The test suite provides a consolidated CLI with multiple ways to run tests:

# Run all tests (default)
npm test

# Interactive test runner menu
npm run test:runner

# List all available tests
npm run test:list

# Run specific test categories
npm run test:physics    # Physics engine tests
npm run test:prng       # PRNG tests
npm run test:env        # Environment tests
npm run test:frameskip  # Frame skip tests
npm run test:shared     # Shared memory tests
npm run test:manager    # Env manager tests
npm run test:map-types    # Map body type tests
npm run test:collision    # Collision filtering tests  
npm run test:nophysics    # noPhysics/friction tests
npm run test:grapple      # Grapple mechanics tests
npm run test:bounds       # Dynamic arena bounds tests
npm run test:integration  # Map integration tests

# Type check
npm run typecheck

Test Suite Overview

# Test File Description Test Cases
1 physics-engine.test.ts Box2D physics simulation 25
2 prng.test.ts Deterministic RNG 11
3 bonk-env.test.ts Gymnasium API 24
4 frame-skip.test.ts Action repetition 22
5 shared-memory.ts Zero-copy IPC 7
6 env-manager.test.ts Pool management 24
7 map-body-types.test.ts Map body types & properties 34
8 collision-filtering.test.ts Collision group filtering 33
9 nophysics-friction.test.ts Sensor bodies & friction 31
10 grapple-mechanics.test.ts Grapple & slingshot 34
11 dynamic-arena-bounds.test.ts Dynamic arena bounds 19
12 map-integration.test.ts Real map file loading (WDB map) 72

Total: 284 test cases across 12 test suites (99.3% passing)

Performance Benchmarks

Measured on a standard development machine (April 2026). All benchmarks use 2000 steps with warmup.
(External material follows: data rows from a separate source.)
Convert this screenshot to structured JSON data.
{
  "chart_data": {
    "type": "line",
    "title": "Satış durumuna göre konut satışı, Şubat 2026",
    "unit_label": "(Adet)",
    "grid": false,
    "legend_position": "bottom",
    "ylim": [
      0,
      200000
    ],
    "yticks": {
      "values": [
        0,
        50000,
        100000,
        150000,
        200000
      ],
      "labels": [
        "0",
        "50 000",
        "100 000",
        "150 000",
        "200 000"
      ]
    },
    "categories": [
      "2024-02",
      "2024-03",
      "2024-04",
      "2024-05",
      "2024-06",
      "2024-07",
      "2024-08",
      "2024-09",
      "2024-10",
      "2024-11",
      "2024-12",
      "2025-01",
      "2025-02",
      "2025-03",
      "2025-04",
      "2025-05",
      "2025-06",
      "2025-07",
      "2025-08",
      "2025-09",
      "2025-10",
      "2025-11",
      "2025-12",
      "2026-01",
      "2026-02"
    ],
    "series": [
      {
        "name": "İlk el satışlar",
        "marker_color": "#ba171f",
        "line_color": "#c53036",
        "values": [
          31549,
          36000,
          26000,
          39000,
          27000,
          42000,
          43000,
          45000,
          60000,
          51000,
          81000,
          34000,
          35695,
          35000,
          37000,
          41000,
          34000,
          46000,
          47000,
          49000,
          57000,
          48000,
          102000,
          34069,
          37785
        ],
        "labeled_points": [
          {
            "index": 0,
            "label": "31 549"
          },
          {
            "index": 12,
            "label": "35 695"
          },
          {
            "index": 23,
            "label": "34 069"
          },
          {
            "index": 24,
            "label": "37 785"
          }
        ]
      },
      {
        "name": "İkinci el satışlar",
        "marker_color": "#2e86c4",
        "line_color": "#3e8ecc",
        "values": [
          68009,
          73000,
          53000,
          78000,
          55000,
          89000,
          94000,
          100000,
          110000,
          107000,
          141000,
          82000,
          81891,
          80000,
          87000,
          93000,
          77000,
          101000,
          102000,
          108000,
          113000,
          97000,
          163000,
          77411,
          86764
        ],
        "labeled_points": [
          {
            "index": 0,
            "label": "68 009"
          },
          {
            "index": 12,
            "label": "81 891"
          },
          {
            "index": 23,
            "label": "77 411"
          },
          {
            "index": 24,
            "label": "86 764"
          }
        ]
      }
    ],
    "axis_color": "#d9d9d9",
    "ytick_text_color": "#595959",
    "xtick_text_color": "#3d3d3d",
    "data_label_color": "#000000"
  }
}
See PERFORMANCE.md for the full detailed performance report.

Running Benchmarks

# Run all benchmarks with consolidated report
npm run bench:all

# List available benchmark layers
npm run bench:list

# Run individual layers
npm run bench:layer1    # Primitives: Atomics, TypedArray latencies
npm run bench:layer2    # Raw Physics: Box2D tick throughput
npm run bench:layer3    # Environment: step throughput (no IPC)
npm run bench:layer4    # Worker Pool: SharedArrayBuffer IPC scaling
npm run bench:layer5    # Memory: heap stability and reset leaks
npm run bench:layer6    # Stability: long-running throughput variance

Native TypeScript Throughput

Metric Value
Raw PhysicsEngine TPS 22,612
BonkEnvironment SPS (1 AI + 1 opponent) 28,255
BonkEnvironment SPS (frameSkip=3) 68,565
WorkerPool SPS (N=1 env) 15,252
WorkerPool Env-SPS (N=16 envs) 43,487
Peak sustained (100K steps) 615,526 SPS

Worker Pool Scaling (Shared Memory)

N (Envs) SPS (per-env) Env-SPS (aggregate) Latency
1 15,252 15,252 0.066 ms
2 8,303 16,607 0.120 ms
4 6,813 27,251 0.147 ms
8 4,780 38,238 0.209 ms
16 2,718 43,487 0.368 ms

Memory Stability

Test Result Notes
Step loop (50K steps) 2.18 MB growth Stable — GC collects objects
Reset cycles (200 resets) -0.33 MB growth No leak — engine reuse on reset

Telemetry Overhead

Configuration Overhead % of 33.3ms Frame
Disabled 0% 0%
Minimal ~1,269 ns/tick 0.004%
Full (all 5 indices) ~4,286 ns/tick 0.013%

Contributing

  1. Fork the repository
  2. Create a feature branch (git checkout -b feature/amazing-feature)
  3. Commit your changes (git commit -m 'Add amazing feature')
  4. Push to the branch (git push origin feature/amazing-feature)
  5. Open a Pull Request

License

MIT License - See LICENSE file for details.